On December 7th, Mehtab Alam stepped into the Nadial Police Station in Kolkata carrying a butcher’s knife in one hand and the decapitated head of his sister in the other.
Alam, 29, cut off the head of his sister, Nilofar Bibi, 22, because, in his words, “she had sinned and had to be punished,” according to Al Jazeera. Bibi ran away from her husband of 8 years last November. Alam discovered that his sister was living with an old boyfriend, an auto rickshaw driver named Firoz, and on December 7th, had entered their house, severely injured Firoz who tried to protect Bibi, and dragged his sister out of the house and into the street where he killed her in broad daylight. Someone used their phone to film Alam walking towards the police station with his sisters head and posted it to YouTube.
While Nilofar Bibi’s murder may draw attention due to its particularly gruesome nature, Bibi’s death is only one of rough 5,000 honor killings a year, though that number is very approximate because “It is very difficult to work out the magnitude and number of the ‘honor killings,’ as they are often disguised as accidents or suicides,” Jean Claude Codsi writer and director of the film A Man of Honor told Al Jazeera.

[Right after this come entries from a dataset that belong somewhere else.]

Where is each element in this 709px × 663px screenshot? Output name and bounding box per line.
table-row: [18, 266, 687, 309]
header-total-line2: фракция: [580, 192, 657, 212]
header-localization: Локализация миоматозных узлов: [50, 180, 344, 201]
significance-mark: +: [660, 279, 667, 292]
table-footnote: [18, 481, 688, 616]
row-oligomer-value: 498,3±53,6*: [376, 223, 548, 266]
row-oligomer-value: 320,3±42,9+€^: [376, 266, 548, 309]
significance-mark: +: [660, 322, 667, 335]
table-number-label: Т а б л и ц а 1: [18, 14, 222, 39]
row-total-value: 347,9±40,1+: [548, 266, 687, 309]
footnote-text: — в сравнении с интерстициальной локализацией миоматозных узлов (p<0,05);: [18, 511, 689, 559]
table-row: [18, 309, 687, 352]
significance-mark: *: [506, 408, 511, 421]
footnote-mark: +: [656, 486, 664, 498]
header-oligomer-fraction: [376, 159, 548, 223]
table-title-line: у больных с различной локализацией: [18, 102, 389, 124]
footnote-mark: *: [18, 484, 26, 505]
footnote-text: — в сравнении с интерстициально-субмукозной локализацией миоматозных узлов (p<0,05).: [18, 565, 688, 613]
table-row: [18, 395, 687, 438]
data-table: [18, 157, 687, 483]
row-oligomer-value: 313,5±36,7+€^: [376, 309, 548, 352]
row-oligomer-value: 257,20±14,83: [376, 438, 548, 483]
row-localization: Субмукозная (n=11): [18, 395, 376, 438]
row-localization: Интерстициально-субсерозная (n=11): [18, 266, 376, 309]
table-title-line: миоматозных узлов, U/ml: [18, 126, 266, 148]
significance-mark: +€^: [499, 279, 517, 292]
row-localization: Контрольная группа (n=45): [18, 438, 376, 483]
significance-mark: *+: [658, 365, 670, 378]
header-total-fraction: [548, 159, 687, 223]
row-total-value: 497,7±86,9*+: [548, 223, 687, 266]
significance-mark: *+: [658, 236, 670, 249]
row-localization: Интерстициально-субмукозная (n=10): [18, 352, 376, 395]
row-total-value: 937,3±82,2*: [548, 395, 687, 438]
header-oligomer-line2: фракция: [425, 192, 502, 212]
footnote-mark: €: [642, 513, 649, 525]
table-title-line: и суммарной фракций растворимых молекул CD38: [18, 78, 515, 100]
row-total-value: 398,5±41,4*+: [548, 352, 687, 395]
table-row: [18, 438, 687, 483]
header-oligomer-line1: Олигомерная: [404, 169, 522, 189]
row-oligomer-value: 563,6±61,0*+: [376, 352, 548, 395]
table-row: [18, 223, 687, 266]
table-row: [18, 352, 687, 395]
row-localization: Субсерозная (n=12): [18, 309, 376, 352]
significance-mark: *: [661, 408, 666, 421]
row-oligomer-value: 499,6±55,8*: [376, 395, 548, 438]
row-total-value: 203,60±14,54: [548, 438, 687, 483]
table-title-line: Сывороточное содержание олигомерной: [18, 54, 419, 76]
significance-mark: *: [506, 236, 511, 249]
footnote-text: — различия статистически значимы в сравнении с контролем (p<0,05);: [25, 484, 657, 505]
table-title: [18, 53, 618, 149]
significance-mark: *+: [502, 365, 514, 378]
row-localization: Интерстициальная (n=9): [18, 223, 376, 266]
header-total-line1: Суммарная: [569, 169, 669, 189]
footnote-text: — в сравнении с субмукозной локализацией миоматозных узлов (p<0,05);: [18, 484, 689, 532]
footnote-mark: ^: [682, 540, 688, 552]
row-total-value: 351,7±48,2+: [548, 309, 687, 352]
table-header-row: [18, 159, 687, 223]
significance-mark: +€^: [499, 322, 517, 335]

On December 23, a 19-year old girl in Darhwad, Karnataka was allegedy murdered by her parents and burned, according to Al Jazeera.
On December 24, a 17-year-old girl in Uttar Pradesh was hacked apart by her father for being in a relationship with a boy from anther religion.

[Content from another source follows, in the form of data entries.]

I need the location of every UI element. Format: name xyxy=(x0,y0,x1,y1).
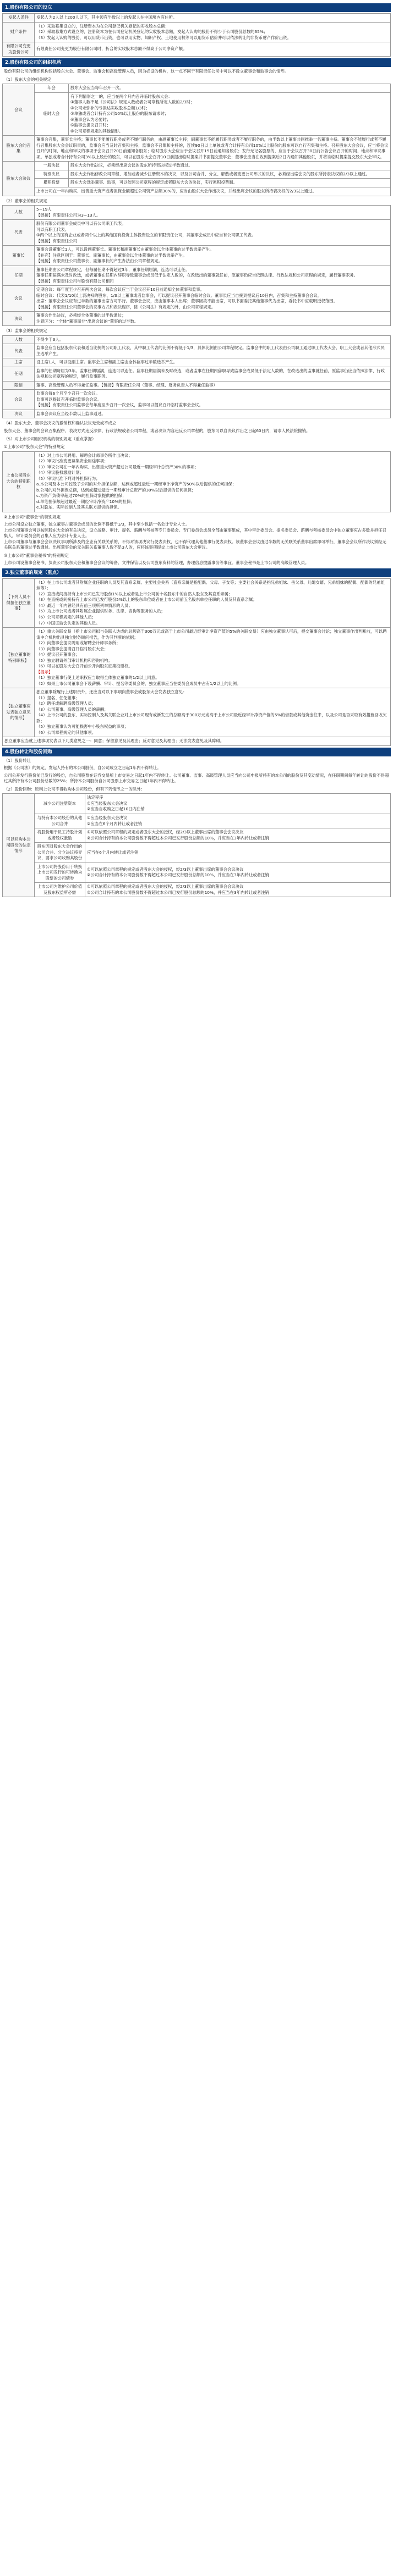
subheading-share-repurchase: （2）股份回购：原则上公司不得收购本公司股份，但有下列情形之一的除外： xyxy=(4,786,145,792)
subheading-share-transfer: （1）股份转让 xyxy=(4,758,31,763)
cell-line: ①两个以上的国有企业或者两个以上的其他国有投资主体投资设立的有限责任公司，其董事会成员中应当有公司职工代表。 xyxy=(36,233,256,238)
cell-line: 董事会召集，董事长主持；董事长不能履行职务或者不履行职务的，由副董事长主持；副董事长不能履行职务或者不履行职务的，由半数以上董事共同推举一名董事主持。董事会不能履行或者不履行召集股东大会会议职责的，监事会应当及时召集和主持；监事会不召集和主持的，连续90日以上单独或者合计持有公司10%以上股份的股东可以自行召集和主持。召开股东大会会议，应当将会议召开的时间、地点和审议的事项于会议召开20日前通知各股东；临时股东大会应当于会议召开15日前通知各股东；发行无记名股票的，应当于会议召开30日前公告会议召开的时间、地点和审议事项。单独或者合计持有公司3%以上股份的股东，可以在股东大会召开10日前提出临时提案并书面提交董事会；董事会应当在收到提案后2日内通知其他股东，并将该临时提案提交股东大会审议。 xyxy=(36,137,389,159)
cell-line: 董事会设董事长1人，可以设副董事长。董事长和副董事长由董事会以全体董事的过半数选举产生。 xyxy=(36,247,214,252)
cell-line: c.为资产负债率超过70%的担保对象提供的担保； xyxy=(36,493,127,499)
table-row xyxy=(3,883,391,897)
table-label: 【独立董事应发表独立意见的情形】 xyxy=(3,688,35,737)
table-cell xyxy=(85,814,391,828)
table-label: 可以回购本公司股份的法定情形 xyxy=(3,794,35,897)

According to Nirmala Samant Prabhavalkar, a member of India’s National Commission for Women (NCW), many honor killings could be prevented if Indian police were more proactive in addressing the issue. “Many times, police do not take complaints by the victims seriously. They do not provide protection to victims which in turn boosts up the morale of the culprits,” she tells Al Jazeera. “But killing is killing. It is unconstitutional and illegal. It’s an offense. There is no ‘honor’ in killing.”